İnsanlığın çıkış ve gelişim merkezlerinden biri
olan Ortadoğu Coğrafyası tarih boyunca kanlı savaşlara sahne olmuş, ihanet ve
kahramanlıkların da pratiğini yaşamıştır.
Museviliğin, Hristiyanlığın, Ezidiliğin, Müslümanlığın
çıkış merkezi olan Ortadoğu bin yıllar boyunca mezhep ve etnik sorunlarla
boğuşarak kendi rönesansını gerçekleştirememiştir.
Bilim, sanat, edebiyat, sanayi ve teknolojide
yeterli çıkışı yakalayamayan Ortadoğu kendi sorunlarını da çözememiş, adeta
savaş ve kaosların merkezi haline gelmiştir. Kendi sorunlarının çözümünü
dışarıda aramaya çalışan zihniyetin bağımlı ve sömürülmeye açık hale gelmesi de
kaçınılmaz olmuştur.
Uluslararası güçlerin Haçlılardan beri var olan
tahakküm anlayışı 2000`li yıllarda zirve yapmış, Ortadoğu`da mezhepsel, etnik, köktendinci
ve cemaat gibi tüm örgütlerin çatışmaları uluslararası güçlerin politikalarıyla
daha da derinlik kazanmıştır.
Uluslararası güçler kendi ülkelerinde yaşayan
köktendinci örgütleri yönlendireceği ve Ortadoğu’da sürekli sopa olarak
kullanacağı bir projeyle "yeni stratejik suni örgütler oluşturma"
hedefini devreye koymuştur.
IŞİD suni stratejik bir örgüt olarak Ortadoğu’da
konumlandırılmış, kontrol ve otokontrolle yönetilmeye çalışılmıştır.
Kürt Halkı`na karşı, İran`daki şiilere yönelik ve
Suriye rejimine karşı bir sopa olarak hazırlanan IŞİD`in kontrol dışına
çıkacağını hesaba katamayan güçler yeni bir arayışı başlatmışlardır. Musul`un
ele geçirilmesi uluslararası güçlerin onayıyla olmuş, Şengal`e yönelik
katliamların yapılması ise bir plan dahilinde yürütülmüştür.
Bu planın bir parçası olan tüm güçlerin tarih
karşısında hesap verecekleri kesindir. Erbil ve Bağdat`a yaklaşan IŞİD`i
durdurmayan ABD ve uluslararası güçler yeni bir dizaynla Güney Kürdistan`ın
Devletleşmesini engellemek, Kürtlerin de istemediği Maliki yönetimini devirmek
ve Güney Kürdistan`ı Irak merkezi yönetimiyle bütünleştirmeye çalışmak için
çeşitli planlamalar yaptıkları görülmüştür.
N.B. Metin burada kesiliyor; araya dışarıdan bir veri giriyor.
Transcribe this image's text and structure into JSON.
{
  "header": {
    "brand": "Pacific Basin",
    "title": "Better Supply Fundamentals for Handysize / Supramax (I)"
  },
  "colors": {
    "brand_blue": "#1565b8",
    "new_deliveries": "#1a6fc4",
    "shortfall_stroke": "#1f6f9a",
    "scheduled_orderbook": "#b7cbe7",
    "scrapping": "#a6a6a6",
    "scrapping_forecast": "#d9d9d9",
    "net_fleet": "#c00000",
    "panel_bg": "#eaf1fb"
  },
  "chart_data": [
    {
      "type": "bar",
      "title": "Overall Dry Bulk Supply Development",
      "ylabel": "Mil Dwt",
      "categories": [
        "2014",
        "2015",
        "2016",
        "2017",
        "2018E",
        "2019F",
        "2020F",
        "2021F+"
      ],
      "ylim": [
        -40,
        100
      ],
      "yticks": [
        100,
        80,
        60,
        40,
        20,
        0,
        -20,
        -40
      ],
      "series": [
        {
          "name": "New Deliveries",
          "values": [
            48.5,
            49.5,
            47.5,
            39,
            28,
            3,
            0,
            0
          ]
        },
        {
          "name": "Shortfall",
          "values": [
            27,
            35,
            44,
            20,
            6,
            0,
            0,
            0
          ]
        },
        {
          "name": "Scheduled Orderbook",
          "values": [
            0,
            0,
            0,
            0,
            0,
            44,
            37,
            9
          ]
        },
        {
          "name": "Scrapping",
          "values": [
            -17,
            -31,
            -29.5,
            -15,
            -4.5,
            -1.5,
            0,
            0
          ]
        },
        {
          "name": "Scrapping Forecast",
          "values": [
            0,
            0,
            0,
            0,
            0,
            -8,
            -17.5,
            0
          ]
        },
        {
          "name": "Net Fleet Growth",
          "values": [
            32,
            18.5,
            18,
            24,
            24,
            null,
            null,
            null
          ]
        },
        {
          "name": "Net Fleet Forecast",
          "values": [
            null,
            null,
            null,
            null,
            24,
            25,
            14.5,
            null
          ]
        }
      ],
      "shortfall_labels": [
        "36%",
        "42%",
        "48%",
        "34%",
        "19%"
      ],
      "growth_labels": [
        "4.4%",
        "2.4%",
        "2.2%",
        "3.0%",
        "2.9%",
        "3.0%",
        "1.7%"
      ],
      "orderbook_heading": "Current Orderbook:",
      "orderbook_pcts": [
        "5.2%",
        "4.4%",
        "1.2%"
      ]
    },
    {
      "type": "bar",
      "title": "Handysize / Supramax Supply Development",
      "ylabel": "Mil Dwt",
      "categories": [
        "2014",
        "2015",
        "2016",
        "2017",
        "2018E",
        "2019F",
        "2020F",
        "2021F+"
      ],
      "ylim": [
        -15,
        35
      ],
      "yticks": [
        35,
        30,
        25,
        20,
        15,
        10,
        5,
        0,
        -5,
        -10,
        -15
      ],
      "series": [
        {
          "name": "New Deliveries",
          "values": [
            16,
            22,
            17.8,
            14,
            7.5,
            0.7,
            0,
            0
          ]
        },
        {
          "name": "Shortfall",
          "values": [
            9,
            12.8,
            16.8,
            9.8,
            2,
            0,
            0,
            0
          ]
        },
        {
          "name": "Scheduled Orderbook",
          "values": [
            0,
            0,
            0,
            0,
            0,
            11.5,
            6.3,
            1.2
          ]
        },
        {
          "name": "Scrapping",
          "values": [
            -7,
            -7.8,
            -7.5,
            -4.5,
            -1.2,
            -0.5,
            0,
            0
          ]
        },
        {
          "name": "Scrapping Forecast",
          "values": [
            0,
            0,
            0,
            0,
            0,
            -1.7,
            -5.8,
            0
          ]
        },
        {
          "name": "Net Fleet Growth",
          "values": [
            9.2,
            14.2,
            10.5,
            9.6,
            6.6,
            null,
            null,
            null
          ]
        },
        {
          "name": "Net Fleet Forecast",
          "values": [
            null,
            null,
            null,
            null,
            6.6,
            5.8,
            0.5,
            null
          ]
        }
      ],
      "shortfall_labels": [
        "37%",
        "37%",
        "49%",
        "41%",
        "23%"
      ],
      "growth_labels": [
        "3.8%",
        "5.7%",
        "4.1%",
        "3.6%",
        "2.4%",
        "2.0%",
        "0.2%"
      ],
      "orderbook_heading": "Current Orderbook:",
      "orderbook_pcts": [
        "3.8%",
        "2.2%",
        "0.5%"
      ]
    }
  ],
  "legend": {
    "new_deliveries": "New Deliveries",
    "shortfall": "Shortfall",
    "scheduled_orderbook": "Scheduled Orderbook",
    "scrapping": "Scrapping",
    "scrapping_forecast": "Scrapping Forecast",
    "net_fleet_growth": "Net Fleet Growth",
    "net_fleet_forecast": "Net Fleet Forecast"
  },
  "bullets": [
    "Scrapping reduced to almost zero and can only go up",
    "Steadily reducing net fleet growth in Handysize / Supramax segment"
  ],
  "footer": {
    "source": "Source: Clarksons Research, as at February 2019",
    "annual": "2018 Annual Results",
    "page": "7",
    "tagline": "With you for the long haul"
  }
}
ABD`nin, Erbil ve Bağdat`a girmesi muhtemel olan
IŞİD`i hava saldırılarıyla vurması, bu planlarını amacına ulaştırılmıştır. Maliki
yönetimi istifa etmiş, Güney Kürdistan devlet hedefini ötelediği görülmüş, ABD`nin
kurtarıcı pozisyonunu yinelenmiştir.
Uluslararası güçlerin hesaba katamadıkları PKK ve
YPG ise Kürdistan tarihinin en onurlu hamlelerinden birisini gerçekleştirerek
ŞENGAL`da destansı bir kahramanlık gerçekleştirmiştir. IŞİD çetelerinin
ilerlemesini durdurarak Şengal`i soysuzlardan temizleyerek, Ezidi ve Ortadoğu
Halklarının onurunu kurtarmıştır.
Tüm bunlar olurken Türkiye Devleti IŞİD`i
desteklemiş,49 rehineyi bahane ederek Kürt katliamlarına sessiz kalmıştır. Ortadoğu’da
lider ülke olacağım diyen bir ülke nasıl oluyor da 49 rehinesini kurtaramıyor?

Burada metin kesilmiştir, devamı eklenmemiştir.